—«Tienes que saltar».
No estaba seguro de que fuera un sueño, pero la escena era vívidamente realista. Ahí estaba yo, en la punta de esta escalera, parado ya no sobre el peldaño, sino en el descanso para herramientas.
—«Es una posición muy peligrosa, un paso en falso y puedes caer».
Esa frase taladraba mi mente, pero no me hacía bajar a peldaños más seguros. Recapitulé todo lo que había visto a lo largo de este «sueño», pero era tan vívido, podía sentir la brisa de manera tan real, que no dejaba de preguntarme qué era todo esto. Y recordé.
En el primer instante del sueño, yo era tan pequeño que no podía sujetar la escalera. A mi lado estaba mi madre, y era ella quien dibujaba por mí al pie de esa pared.
Sí, había una pared. En ella pude ver dibujados los sueños de mi madre, los que para ella eran el tesoro que debía perseguir. Yo apenas sonreía y tocaba la pared con mis manos, tratando de sujetar los colores que encontraba, pero aún no tenía control sobre mis dedos.
Instante a instante, mis piernas y mis manos se hicieron más fuertes. Era todo un orgullo para mí poder erguirme y pintar esas líneas informes, pero que, en lo recóndito de mi mente, me dibujaban como un campeón, alguien a seguir.
Adquirí control sobre mi forma de pintar. Ya podía verse un sentido en mis sueños, y mi madre ya no estaba sola; las personas a mi alrededor ovacionaban mis creaciones. Decían que me deparaba un gran futuro, que debía prepararme y ser esto o aquello. Así que, frustrado, empecé a subir, alejándome de esas voces.
A mis sueños les crecieron herramientas que me permitían dibujar aquello que pasaba por mi mente. Quería ser artista, pintar e inventar como Leonardo, esculpir y detallar como Miguel Ángel, escribir como Shakespeare. Quería borrar la línea entre la magia y el arte. Y entonces sucedió.

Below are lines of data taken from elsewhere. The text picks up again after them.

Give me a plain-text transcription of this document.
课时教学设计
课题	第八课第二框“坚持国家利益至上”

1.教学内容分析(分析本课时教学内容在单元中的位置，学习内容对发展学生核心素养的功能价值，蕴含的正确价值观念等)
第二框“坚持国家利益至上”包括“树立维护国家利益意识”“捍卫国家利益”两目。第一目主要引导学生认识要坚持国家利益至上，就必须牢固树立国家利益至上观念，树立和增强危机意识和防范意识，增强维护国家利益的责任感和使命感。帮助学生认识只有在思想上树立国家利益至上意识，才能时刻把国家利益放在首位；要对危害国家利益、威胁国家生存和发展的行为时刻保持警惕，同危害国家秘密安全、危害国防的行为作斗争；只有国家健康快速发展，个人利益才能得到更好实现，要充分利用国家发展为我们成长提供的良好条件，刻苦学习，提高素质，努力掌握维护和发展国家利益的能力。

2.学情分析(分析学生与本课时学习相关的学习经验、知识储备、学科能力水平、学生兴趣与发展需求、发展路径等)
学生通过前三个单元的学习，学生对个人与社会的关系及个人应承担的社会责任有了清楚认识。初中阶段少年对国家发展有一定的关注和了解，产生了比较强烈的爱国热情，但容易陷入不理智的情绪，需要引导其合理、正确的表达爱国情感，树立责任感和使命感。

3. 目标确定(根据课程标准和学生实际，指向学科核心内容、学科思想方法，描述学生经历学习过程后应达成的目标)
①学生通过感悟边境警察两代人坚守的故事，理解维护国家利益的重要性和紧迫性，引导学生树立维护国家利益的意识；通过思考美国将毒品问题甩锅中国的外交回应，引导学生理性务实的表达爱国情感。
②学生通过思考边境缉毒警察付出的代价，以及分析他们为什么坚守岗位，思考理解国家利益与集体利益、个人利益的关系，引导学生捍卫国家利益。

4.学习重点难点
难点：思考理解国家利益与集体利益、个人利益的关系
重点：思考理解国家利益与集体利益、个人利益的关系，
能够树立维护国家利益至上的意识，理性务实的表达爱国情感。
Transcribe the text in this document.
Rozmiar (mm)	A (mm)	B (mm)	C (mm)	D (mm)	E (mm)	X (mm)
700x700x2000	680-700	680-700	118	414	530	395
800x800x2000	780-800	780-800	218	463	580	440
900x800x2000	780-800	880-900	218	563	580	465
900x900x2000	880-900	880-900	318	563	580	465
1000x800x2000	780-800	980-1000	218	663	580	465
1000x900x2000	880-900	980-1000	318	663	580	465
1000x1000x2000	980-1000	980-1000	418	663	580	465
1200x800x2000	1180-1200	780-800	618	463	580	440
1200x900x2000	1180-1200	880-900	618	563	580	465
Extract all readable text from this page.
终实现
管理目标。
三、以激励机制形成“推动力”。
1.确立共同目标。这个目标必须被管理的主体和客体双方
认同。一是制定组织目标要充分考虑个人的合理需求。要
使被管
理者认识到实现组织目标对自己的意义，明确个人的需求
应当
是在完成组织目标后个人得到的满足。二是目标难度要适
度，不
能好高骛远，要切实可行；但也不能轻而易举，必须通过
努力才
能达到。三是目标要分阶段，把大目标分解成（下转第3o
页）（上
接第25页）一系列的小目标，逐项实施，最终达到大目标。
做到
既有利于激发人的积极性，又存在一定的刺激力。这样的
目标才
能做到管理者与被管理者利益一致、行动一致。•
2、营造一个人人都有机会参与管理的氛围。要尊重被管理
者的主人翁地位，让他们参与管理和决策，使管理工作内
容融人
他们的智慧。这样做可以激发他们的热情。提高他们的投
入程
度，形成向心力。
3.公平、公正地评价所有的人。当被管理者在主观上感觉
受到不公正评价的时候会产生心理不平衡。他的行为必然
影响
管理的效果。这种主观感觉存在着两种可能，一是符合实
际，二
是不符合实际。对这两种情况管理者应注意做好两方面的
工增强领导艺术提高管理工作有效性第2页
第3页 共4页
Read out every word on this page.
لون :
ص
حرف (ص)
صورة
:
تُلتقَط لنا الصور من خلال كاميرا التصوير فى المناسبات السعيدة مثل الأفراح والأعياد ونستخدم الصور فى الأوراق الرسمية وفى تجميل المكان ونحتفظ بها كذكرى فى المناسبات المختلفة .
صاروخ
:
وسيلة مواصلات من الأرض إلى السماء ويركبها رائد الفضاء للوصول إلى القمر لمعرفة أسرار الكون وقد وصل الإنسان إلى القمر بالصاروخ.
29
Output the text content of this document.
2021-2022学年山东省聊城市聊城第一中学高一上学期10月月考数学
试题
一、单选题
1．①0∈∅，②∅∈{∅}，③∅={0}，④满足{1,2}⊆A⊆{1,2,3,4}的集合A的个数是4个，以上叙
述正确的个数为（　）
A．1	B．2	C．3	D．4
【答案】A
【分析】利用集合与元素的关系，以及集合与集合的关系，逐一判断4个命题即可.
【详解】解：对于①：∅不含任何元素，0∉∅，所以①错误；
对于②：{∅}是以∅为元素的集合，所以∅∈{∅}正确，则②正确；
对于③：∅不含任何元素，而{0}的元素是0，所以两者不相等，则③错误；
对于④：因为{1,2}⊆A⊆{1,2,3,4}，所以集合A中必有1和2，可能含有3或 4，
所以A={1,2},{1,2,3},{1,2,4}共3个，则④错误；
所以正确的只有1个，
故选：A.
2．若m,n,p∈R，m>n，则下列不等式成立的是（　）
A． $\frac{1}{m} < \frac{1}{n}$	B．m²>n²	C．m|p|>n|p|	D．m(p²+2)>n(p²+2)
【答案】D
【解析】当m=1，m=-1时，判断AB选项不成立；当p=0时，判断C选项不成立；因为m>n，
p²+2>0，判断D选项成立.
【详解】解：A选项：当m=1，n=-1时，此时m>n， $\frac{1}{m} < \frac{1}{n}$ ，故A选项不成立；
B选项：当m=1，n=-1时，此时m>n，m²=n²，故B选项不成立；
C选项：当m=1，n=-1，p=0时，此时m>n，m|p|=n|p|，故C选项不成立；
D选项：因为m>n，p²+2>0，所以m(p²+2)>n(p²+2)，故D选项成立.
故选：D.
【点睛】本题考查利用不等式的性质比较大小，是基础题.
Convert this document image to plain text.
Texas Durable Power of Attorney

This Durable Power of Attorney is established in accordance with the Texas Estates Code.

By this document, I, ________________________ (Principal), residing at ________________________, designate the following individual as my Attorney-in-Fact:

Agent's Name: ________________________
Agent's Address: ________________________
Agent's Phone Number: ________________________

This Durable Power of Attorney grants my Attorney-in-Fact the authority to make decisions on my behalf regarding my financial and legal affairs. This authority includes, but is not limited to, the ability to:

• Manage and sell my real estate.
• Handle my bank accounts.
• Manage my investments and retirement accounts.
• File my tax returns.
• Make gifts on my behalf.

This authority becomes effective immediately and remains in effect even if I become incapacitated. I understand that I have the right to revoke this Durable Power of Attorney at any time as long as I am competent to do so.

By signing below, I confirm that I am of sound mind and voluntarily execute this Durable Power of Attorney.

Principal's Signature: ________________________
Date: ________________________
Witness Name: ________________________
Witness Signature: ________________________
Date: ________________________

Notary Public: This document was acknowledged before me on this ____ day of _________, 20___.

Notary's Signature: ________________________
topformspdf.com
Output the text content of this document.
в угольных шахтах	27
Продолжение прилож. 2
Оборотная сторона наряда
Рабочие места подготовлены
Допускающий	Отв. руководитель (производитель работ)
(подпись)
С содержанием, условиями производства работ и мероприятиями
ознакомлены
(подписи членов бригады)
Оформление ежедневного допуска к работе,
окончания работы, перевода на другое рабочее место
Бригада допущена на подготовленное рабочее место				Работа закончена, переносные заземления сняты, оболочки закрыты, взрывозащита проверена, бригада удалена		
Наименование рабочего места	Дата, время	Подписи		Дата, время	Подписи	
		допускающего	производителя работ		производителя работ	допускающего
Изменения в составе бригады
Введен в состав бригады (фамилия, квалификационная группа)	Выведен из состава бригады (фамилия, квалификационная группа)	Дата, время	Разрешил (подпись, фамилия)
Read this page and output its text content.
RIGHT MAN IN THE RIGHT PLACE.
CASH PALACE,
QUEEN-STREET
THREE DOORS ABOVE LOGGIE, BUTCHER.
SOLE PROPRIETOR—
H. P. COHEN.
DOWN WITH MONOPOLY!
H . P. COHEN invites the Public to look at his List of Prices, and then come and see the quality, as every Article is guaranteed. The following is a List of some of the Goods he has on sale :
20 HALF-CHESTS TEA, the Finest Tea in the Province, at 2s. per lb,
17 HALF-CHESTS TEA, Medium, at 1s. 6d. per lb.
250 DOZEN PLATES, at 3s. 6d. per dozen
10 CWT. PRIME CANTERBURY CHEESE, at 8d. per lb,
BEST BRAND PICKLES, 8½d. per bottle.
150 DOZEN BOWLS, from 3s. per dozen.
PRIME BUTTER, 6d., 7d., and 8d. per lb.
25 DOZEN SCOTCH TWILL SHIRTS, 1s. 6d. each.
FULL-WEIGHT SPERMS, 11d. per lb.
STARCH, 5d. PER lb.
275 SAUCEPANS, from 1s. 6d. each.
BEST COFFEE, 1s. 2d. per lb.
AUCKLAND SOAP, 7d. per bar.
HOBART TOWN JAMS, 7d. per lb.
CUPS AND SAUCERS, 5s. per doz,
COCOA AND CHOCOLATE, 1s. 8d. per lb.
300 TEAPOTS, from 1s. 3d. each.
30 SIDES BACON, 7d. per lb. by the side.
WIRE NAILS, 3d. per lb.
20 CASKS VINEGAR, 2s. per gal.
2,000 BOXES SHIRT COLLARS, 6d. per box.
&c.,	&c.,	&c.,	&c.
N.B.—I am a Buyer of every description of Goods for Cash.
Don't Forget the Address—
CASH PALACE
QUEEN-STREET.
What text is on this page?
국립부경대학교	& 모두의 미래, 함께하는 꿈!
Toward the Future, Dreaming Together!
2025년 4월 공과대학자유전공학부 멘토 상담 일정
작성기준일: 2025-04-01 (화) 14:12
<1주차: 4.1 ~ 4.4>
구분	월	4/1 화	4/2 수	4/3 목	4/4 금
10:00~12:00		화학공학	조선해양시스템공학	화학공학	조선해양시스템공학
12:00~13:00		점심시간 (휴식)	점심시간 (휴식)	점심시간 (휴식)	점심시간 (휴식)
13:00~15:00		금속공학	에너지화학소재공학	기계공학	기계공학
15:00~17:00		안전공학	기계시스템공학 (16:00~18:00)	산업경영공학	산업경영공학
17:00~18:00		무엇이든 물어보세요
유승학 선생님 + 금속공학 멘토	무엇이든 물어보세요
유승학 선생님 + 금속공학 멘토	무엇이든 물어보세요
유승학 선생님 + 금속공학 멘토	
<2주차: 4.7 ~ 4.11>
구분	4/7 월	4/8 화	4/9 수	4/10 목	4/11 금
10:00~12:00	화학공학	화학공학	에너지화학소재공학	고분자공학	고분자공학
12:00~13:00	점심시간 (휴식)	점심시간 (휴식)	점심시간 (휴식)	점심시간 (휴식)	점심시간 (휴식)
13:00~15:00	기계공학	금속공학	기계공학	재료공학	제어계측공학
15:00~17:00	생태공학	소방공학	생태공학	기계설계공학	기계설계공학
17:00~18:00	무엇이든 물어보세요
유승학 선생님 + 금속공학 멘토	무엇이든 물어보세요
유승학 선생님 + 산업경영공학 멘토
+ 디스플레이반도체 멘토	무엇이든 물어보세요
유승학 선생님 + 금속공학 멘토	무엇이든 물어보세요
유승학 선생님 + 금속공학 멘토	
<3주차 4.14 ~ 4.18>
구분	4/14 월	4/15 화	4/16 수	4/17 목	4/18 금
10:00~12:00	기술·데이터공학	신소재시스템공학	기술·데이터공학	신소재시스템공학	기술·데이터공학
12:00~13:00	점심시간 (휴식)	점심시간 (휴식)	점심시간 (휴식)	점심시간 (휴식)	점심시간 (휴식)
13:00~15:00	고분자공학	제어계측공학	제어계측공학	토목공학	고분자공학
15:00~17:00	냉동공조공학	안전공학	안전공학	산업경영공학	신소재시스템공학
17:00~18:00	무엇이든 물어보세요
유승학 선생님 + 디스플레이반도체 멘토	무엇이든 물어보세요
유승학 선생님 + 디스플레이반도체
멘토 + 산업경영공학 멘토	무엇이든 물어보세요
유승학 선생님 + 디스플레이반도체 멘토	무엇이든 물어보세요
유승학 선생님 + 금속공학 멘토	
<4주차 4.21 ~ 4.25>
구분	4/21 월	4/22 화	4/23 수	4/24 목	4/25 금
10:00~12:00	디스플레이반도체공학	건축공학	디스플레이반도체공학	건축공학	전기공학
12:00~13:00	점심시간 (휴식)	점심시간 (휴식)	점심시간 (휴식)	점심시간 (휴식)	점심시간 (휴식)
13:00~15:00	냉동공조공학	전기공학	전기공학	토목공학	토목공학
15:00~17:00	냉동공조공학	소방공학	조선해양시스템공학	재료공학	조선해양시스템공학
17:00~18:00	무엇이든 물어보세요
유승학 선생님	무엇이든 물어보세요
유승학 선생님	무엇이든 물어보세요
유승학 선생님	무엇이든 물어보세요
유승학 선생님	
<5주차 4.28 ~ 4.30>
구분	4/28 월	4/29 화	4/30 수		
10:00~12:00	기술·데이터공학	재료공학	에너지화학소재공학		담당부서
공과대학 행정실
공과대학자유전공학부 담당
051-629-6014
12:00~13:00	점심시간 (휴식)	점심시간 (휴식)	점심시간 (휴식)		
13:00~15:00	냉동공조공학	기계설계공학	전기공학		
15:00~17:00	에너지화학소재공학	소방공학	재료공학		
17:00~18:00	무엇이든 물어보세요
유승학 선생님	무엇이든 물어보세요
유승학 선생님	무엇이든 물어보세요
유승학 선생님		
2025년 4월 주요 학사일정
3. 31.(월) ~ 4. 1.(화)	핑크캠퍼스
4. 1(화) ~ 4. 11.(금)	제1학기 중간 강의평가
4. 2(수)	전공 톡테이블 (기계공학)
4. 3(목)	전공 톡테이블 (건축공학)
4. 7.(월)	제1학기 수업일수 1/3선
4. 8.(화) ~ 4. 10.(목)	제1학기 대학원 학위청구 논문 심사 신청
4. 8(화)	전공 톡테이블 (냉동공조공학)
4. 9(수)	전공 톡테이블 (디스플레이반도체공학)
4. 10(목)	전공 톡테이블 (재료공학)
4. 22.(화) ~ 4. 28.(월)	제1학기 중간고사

Era incapaz de terminar las obras que empezaba; mi ambiente siempre era cambiante, siempre con viento, con lluvia. Debía sujetarme fuerte o caería.
Diversos caminos se ramificaron de la escalera, y anduve por unos más tranquilos.
Pude mirar el muro de manera más amplia. Había infinidad de gente subiendo por intrincadas escaleras, pintando cada quien su propia historia.
Disfruté mi historia. Me crucé con mucha gente, algunos buenos, algunos malos, otros perdidos en historias raras y perversas, otros que no se movían, pero brillaban con una luz resplandeciente.
Por un breve momento, amé y fui amado sin esperar nada a cambio.
Me asombraba la cantidad de cosas que pintaba. Caí por una cascada, pasé hambre y frío, viajé por tantos lugares bellos, maravillosos, excelsos. Vi la pobreza del hombre.
Seguí ascendiendo en la escalera de la vida, siempre mirando arriba, buscando horizontes donde triunfar.
Entonces noté los peldaños.
Cada peldaño tenía un número.
Los míos terminaban en 30.
Mis herramientas se habían gastado, no tenía ni un lápiz con qué dibujar.
La última punta se había roto.
Miré abajo y todos me observaban. Sus bocas mudas me querían decir que era el fin del camino, que no había más allá.
Subí al descanso de herramientas, tratando de superar el fatídico 30.
32 era el número del descanso.
Entonces escuché la voz.
—«Tienes que saltar».
Alcé la vista y vislumbré la más hermosa luz que pudiese describir. Me balanceaba sobre ese peldaño y quería subir más, pero mis lápices gastados me decían que por fin llegaba a la meta.
Sentía mi vida plena, quizá con ganas de más, pero al final de cuentas, había vivido sin tantos miedos, con gusto por la aventura, con la esperanza de avanzar más allá de ese número 32.
—«Tienes que saltar».
La voz se repitió. Cerré los ojos y salté, pero no caí.
Cristian falleció a las 23:22 hrs. del jueves seis de agosto del 2015. Le sobreviven su madre, sus hermanas, amigos y mascotas. Se espera que se eleve una plegaria por el bien de su alma, pero quizá no sea necesario; se le halló con una sonrisa mientras se le llamaba para ir al trabajo. Infarto al miocardio, dijeron los doctores.
Él nos dijo que no le quedaba mucho y se despidió de todos hace una semana, dando gracias por los buenos momentos y por las pruebas también.
¿Se puede saber cuánto se va a vivir?